Despite a long history of Latin influence in the United States that includes Afro-Cuban music in the 1930s, Mexican mural painting in the 1940s, Brazilian bossa nova in the 1950s and South and Central American architectural styles throughout the century, Latin culture in America is still for the most part segregated in the communities of Spanish-speaking immigrants or naturalized Latino citizens.
For example, while music by American pop stars is routinely mixed into the radio formats of salsa and samba in South and Central America, Latin-influenced music in the United States is primarily limited to Spanish-language radio stations.
American television programs, dubbed in Spanish or Portuguese, are routinely broadcast on Latin stations, but Latin-originated programming is almost never seen on English-language channels in the United States.
“That’s true,” said Broderic Camp, professor of Latin American studies and head of the political science department at Tulane University in New Orleans. “I don’t think it’s really directed at Latin American culture. It’s just that in America we’ve always been more focused on ourselves than other cultures.”
Still, the cultural fertilization is far from being a one-way street, Camp said.
“The fact is that Latin America has really replaced France as the most significant external cultural influence in the United States,” he said. The most obvious areas are art, food and music.

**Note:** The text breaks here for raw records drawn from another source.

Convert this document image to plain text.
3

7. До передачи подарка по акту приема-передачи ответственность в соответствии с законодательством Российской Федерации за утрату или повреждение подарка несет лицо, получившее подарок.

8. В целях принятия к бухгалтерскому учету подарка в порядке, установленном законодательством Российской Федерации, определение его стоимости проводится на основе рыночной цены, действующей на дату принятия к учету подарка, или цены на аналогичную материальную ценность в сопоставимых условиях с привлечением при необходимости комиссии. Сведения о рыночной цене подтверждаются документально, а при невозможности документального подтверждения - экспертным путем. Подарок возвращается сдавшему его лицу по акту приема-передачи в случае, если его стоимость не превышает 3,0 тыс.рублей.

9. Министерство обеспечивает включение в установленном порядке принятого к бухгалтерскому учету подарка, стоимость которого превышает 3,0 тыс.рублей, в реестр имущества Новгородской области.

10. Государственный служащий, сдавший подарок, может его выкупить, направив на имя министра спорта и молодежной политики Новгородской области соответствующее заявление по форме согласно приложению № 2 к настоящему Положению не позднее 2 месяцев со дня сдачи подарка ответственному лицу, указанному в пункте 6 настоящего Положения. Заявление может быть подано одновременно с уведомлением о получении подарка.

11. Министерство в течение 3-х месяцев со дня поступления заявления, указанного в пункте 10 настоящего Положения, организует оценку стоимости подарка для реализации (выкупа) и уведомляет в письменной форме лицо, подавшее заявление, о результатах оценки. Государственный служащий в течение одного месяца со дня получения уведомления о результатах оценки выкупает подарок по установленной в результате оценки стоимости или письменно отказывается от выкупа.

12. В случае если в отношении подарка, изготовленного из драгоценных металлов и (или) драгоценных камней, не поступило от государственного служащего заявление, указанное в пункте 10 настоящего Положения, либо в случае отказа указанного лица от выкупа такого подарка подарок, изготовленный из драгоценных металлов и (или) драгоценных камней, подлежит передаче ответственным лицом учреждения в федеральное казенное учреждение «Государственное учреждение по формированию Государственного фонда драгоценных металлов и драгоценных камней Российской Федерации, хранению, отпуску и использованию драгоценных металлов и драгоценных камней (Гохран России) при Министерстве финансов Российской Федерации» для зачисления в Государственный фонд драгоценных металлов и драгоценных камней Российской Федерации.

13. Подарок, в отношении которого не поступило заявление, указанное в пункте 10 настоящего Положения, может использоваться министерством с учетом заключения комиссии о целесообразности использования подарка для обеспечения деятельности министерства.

“The (Latin) music is now so entwined with most popular music that you can’t be a real musician today without understanding Latin rhythms,” said drummer Ndugu Chancler, who has played with artists from Miles Davis to Carlos Santana. “And not only that, you have to be able to differentiate between Afro-Cuban and Brazilian rhythms.”

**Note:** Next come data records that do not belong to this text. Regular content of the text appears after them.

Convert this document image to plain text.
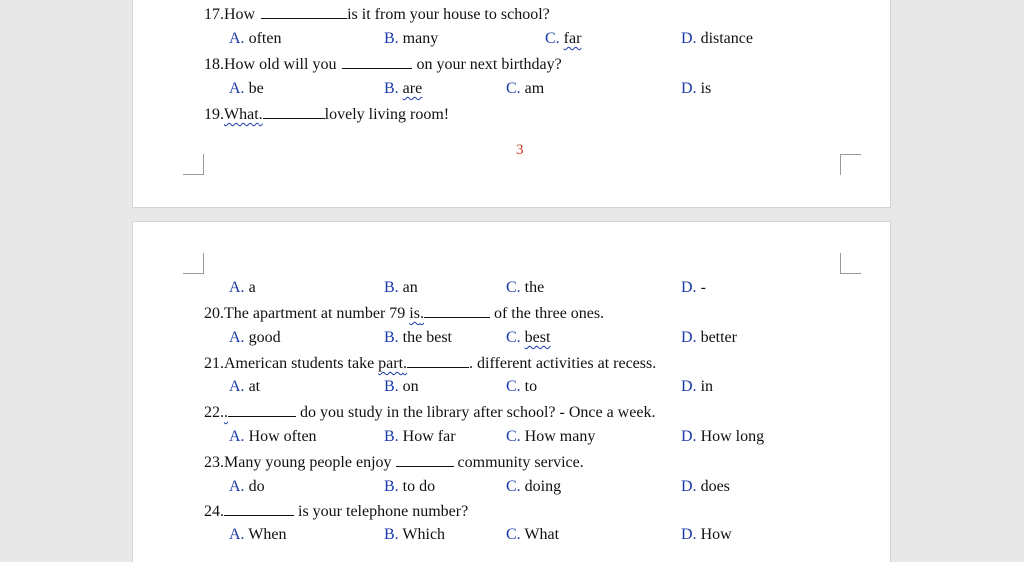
3
17.How	is it from your house to school?
A. often	B. many	C. far	D. distance
18.How old will you	on your next birthday?
A. be	B. are	C. am	D. is
19.What.	lovely living room!
A. a	B. an	C. the	D. -
20.The apartment at number 79 is.	of the three ones.
A. good	B. the best	C. best	D. better
21.American students take part.	. different activities at recess.
A. at	B. on	C. to	D. in
22..	do you study in the library after school? - Once a week.
A. How often	B. How far	C. How many	D. How long
23.Many young people enjoy	community service.
A. do	B. to do	C. doing	D. does
24.	is your telephone number?
A. When	B. Which	C. What	D. How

Nevertheless, U.S. culture has made a far greater impact in the hemisphere, as evidenced by the rodeo trappings in the Brazilian interior. There, pickup trucks are the rage. Local discos play country music, both American and an American-influenced Brazilian brand called caipiria .
The onslaught of things North American has been fueled by the pervasive presence of U.S. television programs, movies and a rapidly growing fast-food franchise industry that fosters the American way of life.
Throughout Latin America, which has minuscule film industries, American movies are the staple, representing at least 80% of the market. Of the top 50 video rentals in Brazil last year, for example, only one was not a U.S.-made film.
“Our movies do sell America and an American way of life, both the good and the bad “ said Harry Stone, senior vice president for the Motion Picture Assn. of America, with offices in Rio de Janeiro.
And South Americans are regular TV watchers of “Cheers,” “Golden Girls,” “L.A. Law,” “Star Trek: Deep Space Nine,” “Baywatch” and American sports.
American music has flooded into Latin America via radio and MTV. Aerosmith is ranked in the Top 10 in Peru and Argentina; Toni Braxton holds a Top 10 spot in Chile.
“The music changed the way people wanted to dress, the way they walk, the way they talk,” said Johnny Pereira, who programs American music for a dozen Brazilian radio stations. “You’ve got Brazilian rappers, just everything.”
The influx has been met with mixed feelings.
“There’s good and bad,” said Laura Cerrato, a professor of literature at the University of Buenos Aires. “What we get is the most mediocre of American literature, Stephen King and Sidney Sheldon. We get Michael Jackson and Madonna, but we don’t get some of the better music or better literature. At least in America the buyer gets a chance to choose.”
“The good,” Mexican author Homero Aridjis said, “is that the American political culture, with its democracy and division of powers, is an impressive model for freedom.”
But like many, Aridjis worries that Latin America will be drowned by the American cultural wave: “The Mexican culture is losing its own identity and imitating American standards of life and culture due to the invasion of American TV and films. America exports its violence and consumerism. . . . Mexican youth watch these shows and want to go out and imitate what they see. . . . It’s a tough issue. The question is whether we can prevent American culture from killing off our own.”
Times staff writer Jube Shiver in Washington and researcher Susan Drummet in Mexico City contributed to this story.